Consult your doctor before trying this dish, it is not for the weak of heart. In Michael Ruhlman and Brian Polcyn’s “Charcuterie”, they describe a recipe for pork belly confit used by Jim Drohman at Le Pichet in Seattle. Essentially it’s pork belly braised in duck fat and then deep fried. But believe me, the heart attack will be worth it. First, you’re going to need to secure yourself a pork belly. I got this glorious slab of love from Bobolink Farm in Vernon, NJ. If you join their mailing list they will email you when their meat (veal, pork, beef) becomes available and you can have it delivered to your door. The belly comes in a slab of approximately 10lbs: Cut this beauty into approximately a 6lb and a 4 pound piece. I would make the fatter end the 4lb’er, as the fattier cut is better for roasting (which is what I did with it).

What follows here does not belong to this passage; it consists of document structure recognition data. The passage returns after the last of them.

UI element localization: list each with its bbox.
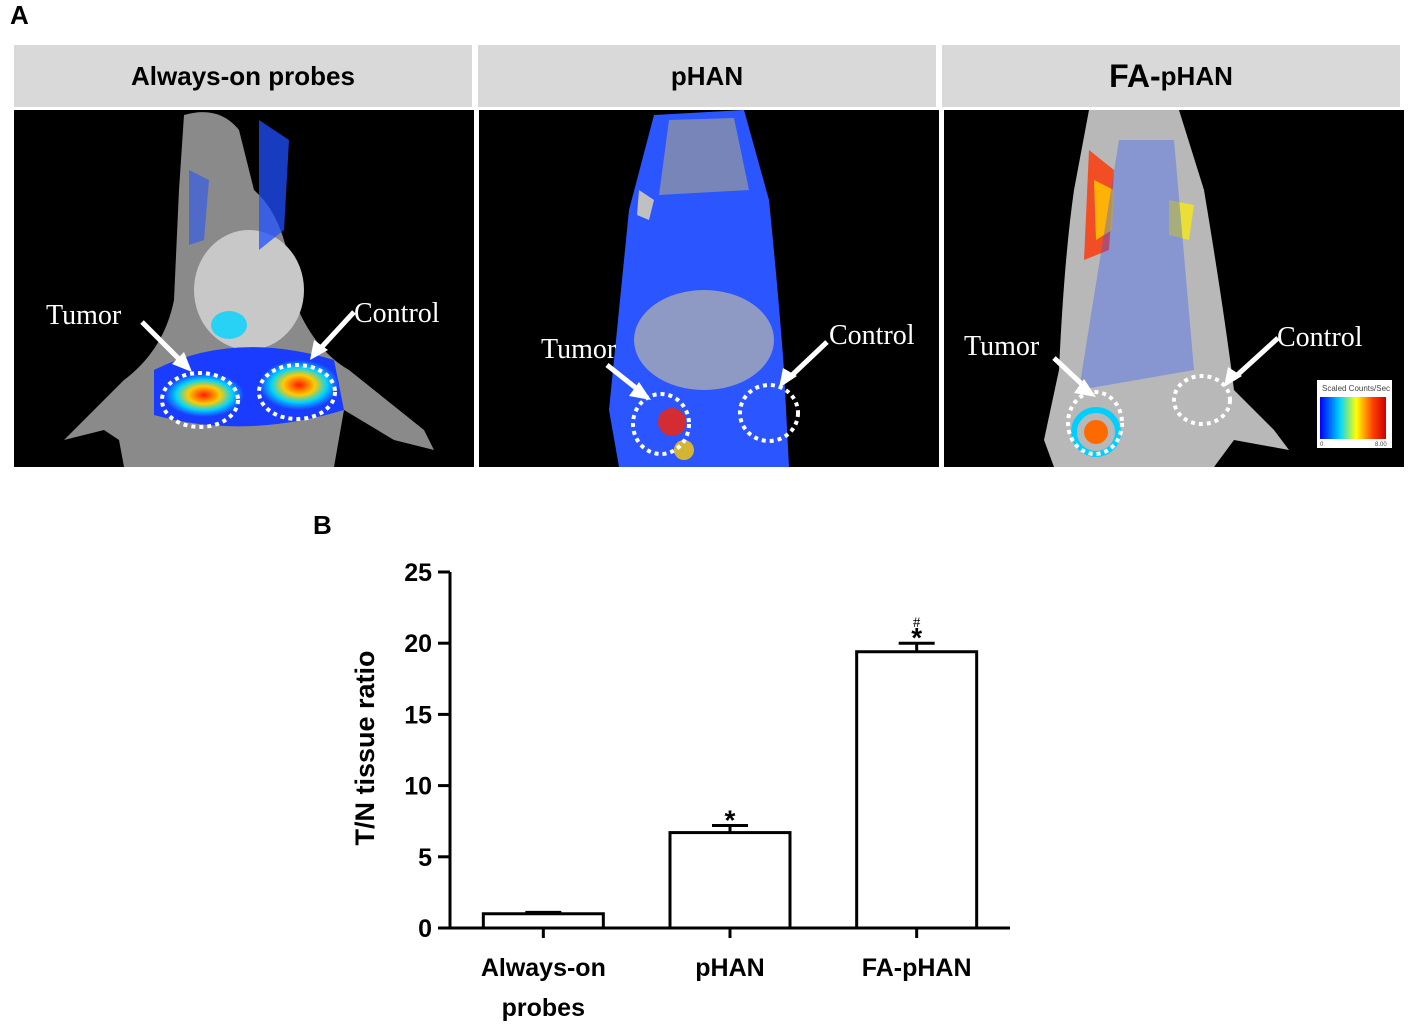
image-title-fa-phan: FA-pHAN (942, 45, 1400, 107)
bar (855, 650, 979, 930)
image-title-phan: pHAN (478, 45, 936, 107)
fluorescence-image-fa-phan: Tumor Control Scaled Counts/Sec 0 8.00 (944, 110, 1404, 467)
fluorescence-image-always-on: Tumor Control (14, 110, 474, 467)
y-tick-label: 5 (418, 844, 432, 872)
control-label: Control (1277, 322, 1363, 353)
scale-title: Scaled Counts/Sec (1322, 384, 1390, 393)
x-tick-label: Always-on (481, 954, 606, 982)
x-tick-label: FA-pHAN (862, 954, 972, 982)
bar (668, 831, 792, 930)
control-label: Control (354, 298, 440, 329)
tumor-label: Tumor (964, 331, 1040, 362)
tumor-label: Tumor (541, 334, 617, 365)
panel-label-a: A (10, 0, 29, 30)
scale-min: 0 (1320, 442, 1324, 448)
y-axis-label: T/N tissue ratio (350, 650, 380, 845)
y-tick-label: 15 (404, 701, 432, 729)
y-tick-label: 25 (404, 559, 432, 587)
image-title-always-on: Always-on probes (14, 45, 472, 107)
fluorescence-image-phan: Tumor Control (479, 110, 939, 467)
x-tick-label: probes (502, 994, 585, 1022)
y-tick-label: 0 (418, 915, 432, 943)
image-title-suffix: pHAN (1160, 60, 1233, 91)
bar (481, 912, 605, 930)
image-title-text: pHAN (670, 60, 744, 91)
image-title-text: Always-on probes (131, 60, 355, 91)
y-tick-label: 10 (404, 773, 432, 801)
panel-label-b: B (313, 510, 332, 540)
significance-star: * (911, 622, 922, 653)
control-label: Control (829, 320, 915, 351)
scale-max: 8.00 (1375, 442, 1387, 448)
x-tick-label: pHAN (695, 954, 764, 982)
y-tick-label: 20 (404, 630, 432, 658)
significance-hash: # (913, 615, 921, 631)
image-title-prefix: FA- (1109, 57, 1161, 94)
significance-star: * (725, 804, 736, 835)
color-scale-bar (1320, 397, 1386, 439)
tumor-label: Tumor (46, 300, 122, 331)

Run a sharp knife along the underside of the skin pulling the skin back as you go. Keep as much of the fat on the meat as you can.
Cut into 1 inch wide strips and then divide into 1in x 3in chunks.
Toss with the following dry cure:
2 tbsp ground black pepper
1/2 tbsp cinnamon
1/2 tsp ground cloves
1/4 teaspoon ground allspice
3 bay leaves crumbled
10 sprigs fresh thyme
4 tbsp salt
1 tsp pink salt (I did not use this)
Cover the pork in white wine. Cover and refrigerate for 24-36 hours.
Remove pork from cure, pat the pieces dry, place in an ovenproof pot/ dutch oven and cover with rendered fat (duck/pork). I needed a 5lb vat of duck fat to entirely cover the pieces. Bring to a simmer on the stovetop, remove from heat, and then place in the oven, uncovered, and cook until the pork is fork tender, about 2-3 hours.
Remove from the oven and let it cool to room temperature. Refrigerate in the pan it was cooked in – the pork should be completely submerged in the fat. Refrigerate until completely chilled or for up to 2 months.
Remove as many pieces as you’d like from the fat, wipe off the excess fat, and allow to come to room temperature. Heat a deep heavy pot of oil for deep-frying and deep-fry the pieces until crispy and heated through (about 2 minutes). Remove and drain on paper towels.
Deep frying the pieces in oil (you can also fry them in the fat they were preserved in) makes them a bit crispy on the outside with a melting fatty texture on the inside. Ruhlman suggests serving with a simple salad with vinaigrette, some good mustard, and a crusty baguette. REALLY. REALLY. REALLY. GOOD.